Many of our listeners are leaders or influencers in their local churches. As they’re evaluating what kind of networks might be beneficial to their church, what advice would you have for them?
- I would recommend that you need to develop a network engagement strategy. You need to develop a very intentional strategy about how you’re going to engage with networks.
- Before you do this, you have to identify and understand who you are as a church. You’re not going to be able to do everything. God has uniquely gifted you as a local church with individuals within the church, maybe people that live around your church, maybe immigrants that have come there.
- Then you look at the world of networks. Go to Linking Global Voices and search according to the issues or regions of the world.
- You’re not going to be able to engage in all of these networks. There are four levels of engagement with a network.
- The first level is like the porch around the outside of the house. You can hear the conversation going on in the house.
- The second level is to actually go through the front door and sit down in the living room, and be a part of that discussion. That’s like going to an event. Go to an event.
- The third level is the dining room table, because that’s where the real conversations start to happen with those leaders in the network.
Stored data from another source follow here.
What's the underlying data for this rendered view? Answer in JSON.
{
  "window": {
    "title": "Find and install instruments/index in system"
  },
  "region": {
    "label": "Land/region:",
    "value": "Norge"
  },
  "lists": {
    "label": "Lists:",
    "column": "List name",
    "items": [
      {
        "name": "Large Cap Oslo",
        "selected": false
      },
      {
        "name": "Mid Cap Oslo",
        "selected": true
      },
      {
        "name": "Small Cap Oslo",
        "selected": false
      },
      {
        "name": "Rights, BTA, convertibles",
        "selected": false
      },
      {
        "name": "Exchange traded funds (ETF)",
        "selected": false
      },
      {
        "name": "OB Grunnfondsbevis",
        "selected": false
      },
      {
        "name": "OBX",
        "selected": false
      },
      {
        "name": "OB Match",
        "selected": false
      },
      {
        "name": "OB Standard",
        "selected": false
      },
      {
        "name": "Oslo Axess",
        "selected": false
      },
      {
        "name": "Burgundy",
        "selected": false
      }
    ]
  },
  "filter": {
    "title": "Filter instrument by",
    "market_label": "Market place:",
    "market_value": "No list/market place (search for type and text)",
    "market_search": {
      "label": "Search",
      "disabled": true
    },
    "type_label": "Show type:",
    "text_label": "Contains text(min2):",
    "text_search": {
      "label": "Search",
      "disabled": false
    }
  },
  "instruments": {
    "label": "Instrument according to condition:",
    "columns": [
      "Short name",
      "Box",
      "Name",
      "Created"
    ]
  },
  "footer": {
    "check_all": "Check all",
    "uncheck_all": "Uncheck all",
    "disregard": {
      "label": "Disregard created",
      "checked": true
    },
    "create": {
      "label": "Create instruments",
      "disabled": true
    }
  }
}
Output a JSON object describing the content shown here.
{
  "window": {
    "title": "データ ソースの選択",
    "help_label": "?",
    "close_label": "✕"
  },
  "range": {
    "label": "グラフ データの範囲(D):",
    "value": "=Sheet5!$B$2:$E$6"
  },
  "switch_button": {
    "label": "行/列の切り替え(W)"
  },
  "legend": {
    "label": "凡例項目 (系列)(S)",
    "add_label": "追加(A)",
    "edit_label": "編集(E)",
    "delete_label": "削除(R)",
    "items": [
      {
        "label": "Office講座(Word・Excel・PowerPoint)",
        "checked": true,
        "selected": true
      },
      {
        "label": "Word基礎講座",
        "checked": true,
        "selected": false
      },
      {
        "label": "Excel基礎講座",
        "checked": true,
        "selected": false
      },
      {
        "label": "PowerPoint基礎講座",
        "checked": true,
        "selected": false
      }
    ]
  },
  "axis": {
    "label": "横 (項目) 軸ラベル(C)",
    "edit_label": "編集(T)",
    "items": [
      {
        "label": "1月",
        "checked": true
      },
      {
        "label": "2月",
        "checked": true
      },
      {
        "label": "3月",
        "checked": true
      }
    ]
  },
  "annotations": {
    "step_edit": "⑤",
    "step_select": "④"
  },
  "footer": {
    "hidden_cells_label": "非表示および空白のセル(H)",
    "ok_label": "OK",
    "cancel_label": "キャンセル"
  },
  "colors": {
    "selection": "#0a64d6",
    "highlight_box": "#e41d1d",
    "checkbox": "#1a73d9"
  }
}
- The fourth level is getting into the kitchen. That’s where the leadership happens in a network.
You have to identify and understand who you are as a church. You’re not going to be able to just do everything out there.
We appreciate this time that you spent with us. If our listeners would like to contact you, how can they do that?.
- I’d be happy to follow up local churches as they process this, through my email address firstname.lastname@example.org
Eldon, just as we conclude, any last thought that you’d like to share with our audience?
- When people look at change, they think that everything is changing. Networks are not agencies. There are mission structures that need to be there. The traditional agencies are still valid. You’ll still want to work through them. Just remember that networks don’t do anything other than facilitating the space for leadership and connectivity.